The manner of external representation (or presentation) could affect our way of working with the internal representation (mentally) and our understanding of the information [1
], e.g. in cockpit information displays for aviation [2
], but few results on graphical external representation can be generalised [3
One problem affecting all websites is that there is no reliable, general and abstract method for predicting the effect of presentation rhetorics and modality on understanding of the information. To improve knowledge communication, we should investigate how sensitive people might be to differences in the way we construct our websites. It would be useful to conduct experiments quickly to compare different models of interpretation of information of a specific domain in particular cases. There may be certain styles of presentation or navigation that are generally demanded by users and can either hinder or support users' ability to interpret the information.
Tabular and graphical representations are common in constructing visual arguments [4
] and presenting relational data (especially quantitative data) [5
]. Visualisation of aviation accident events generally use causal trees to represent the causal relations but there are few empirical studies on both preference and perception of causality visualisation.
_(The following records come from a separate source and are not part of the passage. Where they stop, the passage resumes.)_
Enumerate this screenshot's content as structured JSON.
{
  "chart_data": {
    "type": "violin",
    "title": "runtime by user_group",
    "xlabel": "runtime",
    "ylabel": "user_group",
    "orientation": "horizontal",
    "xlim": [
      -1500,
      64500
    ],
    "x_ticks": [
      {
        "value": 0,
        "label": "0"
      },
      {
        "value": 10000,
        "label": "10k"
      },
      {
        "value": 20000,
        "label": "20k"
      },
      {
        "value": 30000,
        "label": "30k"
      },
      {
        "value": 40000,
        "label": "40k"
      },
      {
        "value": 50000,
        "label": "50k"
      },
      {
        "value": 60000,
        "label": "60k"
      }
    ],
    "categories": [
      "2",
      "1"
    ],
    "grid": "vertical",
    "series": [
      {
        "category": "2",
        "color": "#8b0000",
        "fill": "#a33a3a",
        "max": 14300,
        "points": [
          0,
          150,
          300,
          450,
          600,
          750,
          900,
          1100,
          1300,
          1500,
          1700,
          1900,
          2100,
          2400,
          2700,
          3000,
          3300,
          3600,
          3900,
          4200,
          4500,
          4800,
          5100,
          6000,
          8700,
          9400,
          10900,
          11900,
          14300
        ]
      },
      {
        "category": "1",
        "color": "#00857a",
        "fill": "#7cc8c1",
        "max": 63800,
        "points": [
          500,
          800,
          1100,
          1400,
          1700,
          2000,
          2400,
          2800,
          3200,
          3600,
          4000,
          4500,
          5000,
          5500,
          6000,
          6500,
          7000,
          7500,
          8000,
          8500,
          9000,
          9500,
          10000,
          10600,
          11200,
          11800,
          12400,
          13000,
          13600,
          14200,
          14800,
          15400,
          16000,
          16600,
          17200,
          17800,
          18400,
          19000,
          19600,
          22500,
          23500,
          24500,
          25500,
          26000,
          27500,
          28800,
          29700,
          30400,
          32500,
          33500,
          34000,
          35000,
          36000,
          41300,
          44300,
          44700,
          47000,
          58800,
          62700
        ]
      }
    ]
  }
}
Specifically, we investigate users' preferences for information visualisation styles and their perception of causality as required by aviation accident reporting. As the Web is one of the main channels for publishing information of aviation accidents, it is desirable to know about how people would prefer the causal relations in accident events to be presented in a website and how they perceive this causality. The user preference data are useful in the design and re-design of websites. To elicit preferences from people, we provide multiple designs for selection and study the rationale of their design decisions. Automated website synthesis saves time and effort in building websites for such designs. Few models and theories are available to address computational website design. However, if we view websites as a form of information visualisation, we can borrow some findings from automated diagram design [6
] to serve as our experiment hypotheses. Some systems for automated diagram design have incorporated text to enhance user understanding of graphical visualisation [7
]. This kind of multimodal visualisation should be applicable to website design. Expressiveness and effectiveness of graphical languages as proposed by Mackinlay [8
] have been influential to diagram visualisation models, including source information characteristics [9
], user-defined task specification [10
], and user-defined layout preferences [7
] for automated diagram design.
In general, we would like to see if people would prefer different representations to display the same information. In particular, this study aims to elicit preferences of designers (and users) about visualisation patterns, particularly the preferences for tables and trees in visualising causality information. In this case, we select trees and tables as the options for selection by users. Tree representations are commonly used to graphically represent causality in printed documents. The causal relations are normally represented by arrows or lines connecting causes and effects.
If people do prefer a representation, it would be interesting to see what rationale or criteria contribute to their preferences. We categorised common rationale/criteria mentioned in website design textbooks [11
• easy to learn: the users do not need much time and effort to understand how it works;
• more visual: the users can understand through graphical illustrations;
• more informative: the users can know more details;
• more scalable: fewer changes are needed to handle more massive information;
• more features represented: less characteristics (important information) are left out;
• more suggestive: the users can understand without much guessing; and
• more flexible: suitable for use in different situations.
As these seven rationales may not cover all possible rationales that are crucial to any particular preference, the experiment participants were asked (unprompted) for their rationale before seeing these seven rationales and then they were asked (prompted) to identify if any of these rationales were similar to their own rationales. They were also asked if any of their rationales was not covered by these seven rationales.
Software designs should reduce users' cognitive load [13
]. We hypothesise that participants prefer one design to other designs partially because the preferred design suits their cognitive abilities. If this is true, the cognitive abilities of the participants should be related to their preferences. The relationships among preferences of trees or tables, the cognitive test results of the participants, and rationale for their preferences were studied in this experiment. As it is impossible to test numerous cognitive factors in a single experiment, the participants were only tested on cognitive styles/abilities of visualisation and analogy-making, which we guessed were related to visual representations.
The main objectives of this experiment are as follows:
• To see if there is any different preference for tables or trees in representing the given information;
• To see if different preferences are based on different priority in criteria/rationale;
• To see if the preferences are related to the cognitive test results; and
• To see if the importance ratings of design criteria/rationale are related to cognitive test results.